La Carbon Tax è una [eco]tassa sui prodotti/servizi energetici che emettono biossido di carbonio (CO2) nell’atmosfera. É stata introdotta (e mai applicata, dato che fin’ora è rimasta solo sulla carta) con la legge n. 448 del 23 dicembre 1998, art 8, Tassazione sulle emissioni di anidride carbonica e misure compensative, con lo scopo di incorporare i costi intrinseci degli effetti dei gas serra sull’ambiente che verrebbero altrimenti ignorati, e dovrebbe spingere il consumatore a preferire soluzioni più ecologiche rispetto a quelle considerate inquinanti. Il concetto era quello di far pagare il danno ambientale direttamente a chi l’ha causato.

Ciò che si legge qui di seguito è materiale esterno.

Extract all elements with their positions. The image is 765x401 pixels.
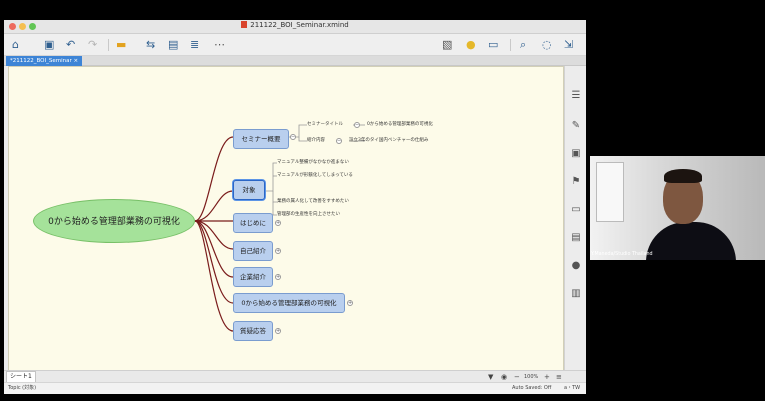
filter-icon[interactable]: ▼ xyxy=(488,372,493,382)
insert-image-icon[interactable]: ▧ xyxy=(442,38,452,52)
idea-icon[interactable]: ● xyxy=(466,38,476,52)
subtopic-target-item[interactable]: マニュアルが形骸化してしまっている xyxy=(277,173,353,179)
xmind-window: 211122_BOI_Seminar.xmind ⌂ ▣ ↶ ↷ ▬ ⇆ ▤ ≣… xyxy=(4,20,586,394)
document-tab-bar: *211122_BOI_Seminar × xyxy=(4,56,586,66)
language-status: a・TW xyxy=(564,385,581,391)
toolbar: ⌂ ▣ ↶ ↷ ▬ ⇆ ▤ ≣ ⋯ ▧ ● ▭ ⌕ ◌ ⇲ xyxy=(4,34,586,56)
outline-icon[interactable]: ☰ xyxy=(570,90,582,102)
subtopic-seminar-title-key[interactable]: セミナータイトル xyxy=(307,122,343,128)
topic-self-introduction[interactable]: 自己紹介 xyxy=(233,241,273,261)
task-icon[interactable]: ▥ xyxy=(570,288,582,300)
title-bar: 211122_BOI_Seminar.xmind xyxy=(4,20,586,34)
screen: 211122_BOI_Seminar.xmind ⌂ ▣ ↶ ↷ ▬ ⇆ ▤ ≣… xyxy=(0,0,765,401)
relationship-icon[interactable]: ⇆ xyxy=(146,38,155,52)
central-topic[interactable]: 0から始める管理部業務の可視化 xyxy=(33,199,195,243)
xmind-file-icon xyxy=(241,21,248,28)
topic-company-introduction[interactable]: 企業紹介 xyxy=(233,267,273,287)
view-icon[interactable]: ◉ xyxy=(501,372,507,382)
zoom-out-button[interactable]: − xyxy=(514,372,520,382)
topic-visualization[interactable]: 0から始める管理部業務の可視化 xyxy=(233,293,345,313)
home-icon[interactable]: ⌂ xyxy=(12,38,19,52)
share-icon[interactable]: ◌ xyxy=(542,38,552,52)
video-tile: Y.Maneda/Studio Thailand xyxy=(590,156,765,260)
status-topic: Topic (対象) xyxy=(8,385,37,391)
topic-seminar-overview[interactable]: セミナー概要 xyxy=(233,129,289,149)
autosave-status[interactable]: Auto Saved: Off xyxy=(512,383,551,394)
subtopic-content-value[interactable]: 設立3年のタイ国内ベンチャーの仕組み xyxy=(349,138,428,144)
mindmap-canvas[interactable]: 0から始める管理部業務の可視化 セミナー概要 − 対象 はじめに + 自己紹介 … xyxy=(8,66,564,386)
save-icon[interactable]: ▣ xyxy=(44,38,54,52)
video-person-hair xyxy=(664,169,702,183)
boundary-icon[interactable]: ▤ xyxy=(168,38,178,52)
zoom-in-button[interactable]: + xyxy=(544,372,550,382)
summary-icon[interactable]: ≣ xyxy=(190,38,199,52)
subtopic-target-item[interactable]: 管理部の生産性を向上させたい xyxy=(277,212,340,218)
layout-icon[interactable]: ▭ xyxy=(488,38,498,52)
right-panel-bar: ☰ ✎ ▣ ⚑ ▭ ▤ ● ▥ xyxy=(564,66,586,386)
undo-icon[interactable]: ↶ xyxy=(66,38,75,52)
subtopic-target-item[interactable]: マニュアル整備がなかなか進まない xyxy=(277,160,349,166)
video-doorframe xyxy=(596,162,624,222)
video-participant-name: Y.Maneda/Studio Thailand xyxy=(591,252,653,257)
sheet-bar: シート1 ▼ ◉ − 100% + ≡ xyxy=(4,370,586,383)
image-icon[interactable]: ▣ xyxy=(570,148,582,160)
collapse-toggle[interactable]: − xyxy=(290,134,296,140)
notes-icon[interactable]: ▤ xyxy=(570,232,582,244)
toolbar-divider xyxy=(510,39,511,51)
subtopic-target-item[interactable]: 業務の属人化して改善をすすめたい xyxy=(277,199,349,205)
add-subtopic-toggle[interactable]: + xyxy=(275,274,281,280)
document-tab-label: *211122_BOI_Seminar xyxy=(10,58,72,64)
fit-map-icon[interactable]: ≡ xyxy=(556,372,562,382)
topic-introduction[interactable]: はじめに xyxy=(233,213,273,233)
marker-flag-icon[interactable]: ⚑ xyxy=(570,176,582,188)
more-icon[interactable]: ⋯ xyxy=(214,38,225,52)
subtopic-content-key[interactable]: 紹介内容 xyxy=(307,138,325,144)
add-subtopic-toggle[interactable]: + xyxy=(275,220,281,226)
document-tab[interactable]: *211122_BOI_Seminar × xyxy=(6,56,83,66)
add-subtopic-toggle[interactable]: + xyxy=(347,300,353,306)
zoom-level: 100% xyxy=(524,374,539,380)
add-subtopic-toggle[interactable]: + xyxy=(275,328,281,334)
subtopic-seminar-title-value[interactable]: 0から始める管理部業務の可視化 xyxy=(367,122,433,128)
comment-icon[interactable]: ● xyxy=(570,260,582,272)
sticker-icon[interactable]: ▭ xyxy=(570,204,582,216)
topic-qa[interactable]: 質疑応答 xyxy=(233,321,273,341)
redo-icon[interactable]: ↷ xyxy=(88,38,97,52)
zoom-icon[interactable]: ⌕ xyxy=(520,38,526,52)
collapse-toggle[interactable]: − xyxy=(336,138,342,144)
toolbar-divider xyxy=(108,39,109,51)
collapse-toggle[interactable]: − xyxy=(354,122,360,128)
format-brush-icon[interactable]: ✎ xyxy=(570,120,582,132)
topic-target[interactable]: 対象 xyxy=(233,180,265,200)
close-tab-icon[interactable]: × xyxy=(74,58,79,64)
status-bar: Topic (対象) Auto Saved: Off a・TW xyxy=(4,382,586,394)
window-title-text: 211122_BOI_Seminar.xmind xyxy=(250,21,349,29)
window-title: 211122_BOI_Seminar.xmind xyxy=(4,21,586,29)
export-icon[interactable]: ⇲ xyxy=(564,38,573,52)
add-subtopic-toggle[interactable]: + xyxy=(275,248,281,254)
topic-icon[interactable]: ▬ xyxy=(116,38,126,52)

Tuttavia, diverse categorie di autotrasportatori nonché le imprese che assicurano il trasporto pubblico locale hanno diritto ad un rimborso pari attualmente a circa 21 centesimi ogni litro di gasolio consumato. Il costo dell’esenzione dall’accisa su impieghi dei prodotti energetici [14] come carburanti per la navigazione aerea è stato calcolato , nel 2010, in 1,6 miliardi, l’esenzione dall’accisa su carburanti per la navigazione (compresa la pesca) è stata calcolata in 0,5 miliardi di euro, l’aliquota agevolata nei prodotti energetici impiegati nel settore agricolo e dell’allevamento, invece, rappresenterebbe un costo di 0,8 miliardi.

La soppressione di tali agevolazioni, quindi, comporterebbe, oltre che il reale rispetto della filosofia della carbon tax, anche un recupero a bilancio, e quindi destinabile al finanziamento del reddito di base, piuttosto ingente.

Neutra una revisione della “Tobin Tax”

L’idea di tassare le transazioni finanziarie risale a John Maynard Keynes negli anni trenta.

É stata poi ripresa negli anni settanta da James Tobin, professore di Yale e premio Nobel.

La senatrice Maria Cecilia Guerra (PD) nella propria proposta di istituzione della Disposizioni per l’introduzione di una misura universale di contrasto alla povertà denominata reddito minimo indicava tra le coperture l’aumento dell’imposta sulle transazioni finanziarie dallo 0,2% (previsto dal comma 491 dell’art. 1 della Legge di stabilità 2013, 24 dicembre 2012, n. 22815) allo 0,3%.

Sebbene non sia affatto un’idea folle, non rappresenta di certo la panacea che i suoi sostenitori prospettano: la tassa Robin Hood sulle transazioni è sopravvalutata. Se le stime, al momento dell’introduzione dell’imposta in Italia, parlavano di un incasso atteso di un miliardo di euro all’anno circa, nel 2013 l’incasso è stato di soli 260 milioni, nel 2014 di 401 milioni, nel 2015 di 470 milioni.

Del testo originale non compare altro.